If your company has an incident response plan that you can rely on in the face of a cyber attack, then you're ahead of most of the world, according to research recently conducted by the Ponemon Institute. Shockingly, more than 75 percent of survey respondents from around the world admitted that they have no formal incident response plan. Even worse, half of the companies that indicated they had an incident response plan said that it was informal.
Curiously, given these statistics, 72 percent of organizations indicated that they were more resilient today than they were the year before. They also indicated a high level of confidence in their staff to respond appropriately to any problem that arose.
Given the stark reality and the ever-increasing number of attacks, that comes off more like bravado than genuine confidence. Ted Julian, the Vice President of product management of IBM Resilient (sponsor of the Ponemon Institute's research) had this to say:
"Having the right staff in place is critical, but arming them with the most modern tools to augment their work is equally important. A response plan that orchestrates human intelligence with machine intelligence is the only way security teams are going to get ahead of the threat and improve overall cyber-resilience."

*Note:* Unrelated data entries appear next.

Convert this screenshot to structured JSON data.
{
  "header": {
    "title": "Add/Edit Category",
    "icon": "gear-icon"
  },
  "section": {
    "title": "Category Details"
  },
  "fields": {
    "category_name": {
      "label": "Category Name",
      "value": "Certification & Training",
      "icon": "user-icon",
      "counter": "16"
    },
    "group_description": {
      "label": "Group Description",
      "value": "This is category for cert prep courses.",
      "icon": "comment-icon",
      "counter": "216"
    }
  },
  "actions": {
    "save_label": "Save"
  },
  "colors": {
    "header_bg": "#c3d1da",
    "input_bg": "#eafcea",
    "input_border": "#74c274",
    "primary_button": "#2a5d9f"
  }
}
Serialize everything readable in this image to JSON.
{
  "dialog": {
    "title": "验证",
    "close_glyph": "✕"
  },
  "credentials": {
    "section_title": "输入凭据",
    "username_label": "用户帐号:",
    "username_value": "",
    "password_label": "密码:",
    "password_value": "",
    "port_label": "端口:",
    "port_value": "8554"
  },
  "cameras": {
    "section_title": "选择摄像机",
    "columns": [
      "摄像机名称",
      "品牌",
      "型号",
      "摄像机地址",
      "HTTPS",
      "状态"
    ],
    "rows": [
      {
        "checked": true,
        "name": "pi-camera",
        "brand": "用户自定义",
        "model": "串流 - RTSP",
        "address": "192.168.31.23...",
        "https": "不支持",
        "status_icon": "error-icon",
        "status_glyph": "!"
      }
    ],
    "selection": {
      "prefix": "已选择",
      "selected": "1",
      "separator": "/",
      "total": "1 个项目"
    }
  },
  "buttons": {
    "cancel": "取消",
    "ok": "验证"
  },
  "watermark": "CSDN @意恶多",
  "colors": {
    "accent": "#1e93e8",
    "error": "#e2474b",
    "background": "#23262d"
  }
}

This year, most of the provisions of a new piece of legislation, GDPR (General Data Protection Regulations) come into effect, and companies that don't have a formal incident response plan by then could pay a hefty price. Even if that weren't the case, the research concluded that the overall cost of a data breach was nearly a million dollars lower on average when companies were able to deal with the breach decisively and contain it within thirty days.
The bottom line is, if you don't have one yet, now is the time.